Then there was a panel in New York called “Who We Talk About When We Talk About Translation: Women’s Voices”. I've linked to the video, and Susan Bernofsky also wrote about the event at Translationista. There's some useful statistical material compiled for the event on the basis of the Three Percent data on translations published in the US, available online at Women in Translation. In addition, Margaret Carson also provided these figures:
Of the titles in English translation last year:
19% are by women authors translated by women (WA - WT)
13% are by women authors translated by men (WA - MT)
25% are by men authors translated by women (MA - WT)
43% are by men authors translated by men (MA - MT)
Of the titles in translation by women authors:
60% were translated by women, 40% by men
Of the titles in translation by men authors:
63% were translated by men, 37% by womenVery soon afterwards, Meytal Radzinski at Biblibio posted her own statistics on the US and some thoughts on what on earth is going on – plus some useful advice on what individuals can do about it. Interesting observations: in the US, the balance is better in poetry, and women don't actually dominate as translators.
I'm still interested in finding information on the gender balance in literary publications in other countries, but am finding it tough. So far, I have no reliable information on Germany, for instance, but I do have this article that I can't read on the Netherlands. The piece has statistics on literary fiction by women and men, saying that in 2012, only 35% of publications in this sector were written by women (about the same ratio as award nominations for women). That's not all that useful if we want to include "genre fiction" in our considerations, or indeed overcome these stupid categories in the first place. It also says something about books authored by women making up 51% of sales revenue. I think.

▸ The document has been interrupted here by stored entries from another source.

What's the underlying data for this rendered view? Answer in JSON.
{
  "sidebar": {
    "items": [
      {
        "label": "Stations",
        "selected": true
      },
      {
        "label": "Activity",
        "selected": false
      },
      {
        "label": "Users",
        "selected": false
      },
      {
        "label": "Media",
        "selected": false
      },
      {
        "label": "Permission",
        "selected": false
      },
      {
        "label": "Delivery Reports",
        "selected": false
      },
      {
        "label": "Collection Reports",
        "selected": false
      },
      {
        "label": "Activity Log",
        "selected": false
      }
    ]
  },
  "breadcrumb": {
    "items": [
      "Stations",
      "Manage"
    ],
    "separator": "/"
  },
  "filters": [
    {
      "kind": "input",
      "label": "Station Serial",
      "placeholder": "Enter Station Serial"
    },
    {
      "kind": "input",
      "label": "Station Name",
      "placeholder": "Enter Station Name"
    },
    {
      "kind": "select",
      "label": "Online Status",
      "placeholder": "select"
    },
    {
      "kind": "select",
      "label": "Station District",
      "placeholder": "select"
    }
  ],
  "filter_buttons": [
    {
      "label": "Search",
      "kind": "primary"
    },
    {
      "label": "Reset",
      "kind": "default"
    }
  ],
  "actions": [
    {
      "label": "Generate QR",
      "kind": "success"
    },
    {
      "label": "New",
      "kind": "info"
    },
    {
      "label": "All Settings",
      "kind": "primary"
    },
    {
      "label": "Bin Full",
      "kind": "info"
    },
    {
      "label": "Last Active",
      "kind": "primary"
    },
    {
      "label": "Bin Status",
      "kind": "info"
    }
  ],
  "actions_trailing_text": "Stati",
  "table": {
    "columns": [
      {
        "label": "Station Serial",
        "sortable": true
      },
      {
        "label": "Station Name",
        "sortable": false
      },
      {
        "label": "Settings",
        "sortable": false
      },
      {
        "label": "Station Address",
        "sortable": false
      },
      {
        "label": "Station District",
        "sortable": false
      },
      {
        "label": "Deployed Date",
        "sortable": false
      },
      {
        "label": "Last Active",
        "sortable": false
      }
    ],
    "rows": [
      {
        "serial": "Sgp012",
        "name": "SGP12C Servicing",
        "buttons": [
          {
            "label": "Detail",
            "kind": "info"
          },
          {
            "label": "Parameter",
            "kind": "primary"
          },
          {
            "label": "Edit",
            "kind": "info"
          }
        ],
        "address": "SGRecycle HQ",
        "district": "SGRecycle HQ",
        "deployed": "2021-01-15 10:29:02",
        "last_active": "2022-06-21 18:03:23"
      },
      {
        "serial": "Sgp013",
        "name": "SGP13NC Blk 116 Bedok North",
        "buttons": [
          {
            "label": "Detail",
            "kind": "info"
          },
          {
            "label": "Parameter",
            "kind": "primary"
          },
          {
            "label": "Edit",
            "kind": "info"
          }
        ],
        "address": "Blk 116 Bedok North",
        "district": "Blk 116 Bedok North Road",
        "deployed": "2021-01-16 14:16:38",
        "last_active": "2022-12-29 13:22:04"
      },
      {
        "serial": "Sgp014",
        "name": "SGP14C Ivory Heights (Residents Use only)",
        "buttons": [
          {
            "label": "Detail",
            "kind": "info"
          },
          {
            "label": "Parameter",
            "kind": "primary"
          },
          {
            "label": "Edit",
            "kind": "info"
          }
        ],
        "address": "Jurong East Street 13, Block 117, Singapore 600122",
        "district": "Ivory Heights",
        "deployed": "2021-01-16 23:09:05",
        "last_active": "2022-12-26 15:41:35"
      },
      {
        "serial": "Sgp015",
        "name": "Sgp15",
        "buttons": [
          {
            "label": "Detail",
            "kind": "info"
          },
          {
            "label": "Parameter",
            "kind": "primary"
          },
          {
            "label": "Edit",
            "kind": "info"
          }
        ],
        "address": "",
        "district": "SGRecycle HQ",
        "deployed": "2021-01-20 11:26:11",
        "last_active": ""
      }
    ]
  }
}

So what I think we're looking at is an accumulation of biases. Sexism is a thing all over the world, with different faces in different countries and cultures. If we're honest we have to admit that women aren't being published as widely as men in many places, but we can also see that of those fewer published women writers, fewer are being translated into English. Because they're not thought of as appealing to a perceived readership, because they're not getting critics' attention, because they're not winning prizes, because they're not going on international residencies, because because because. But if we bear in mind that Amazon Crossing is the only US publisher to do more books by women than by men, we can assume the bias is not because they're selling fewer books.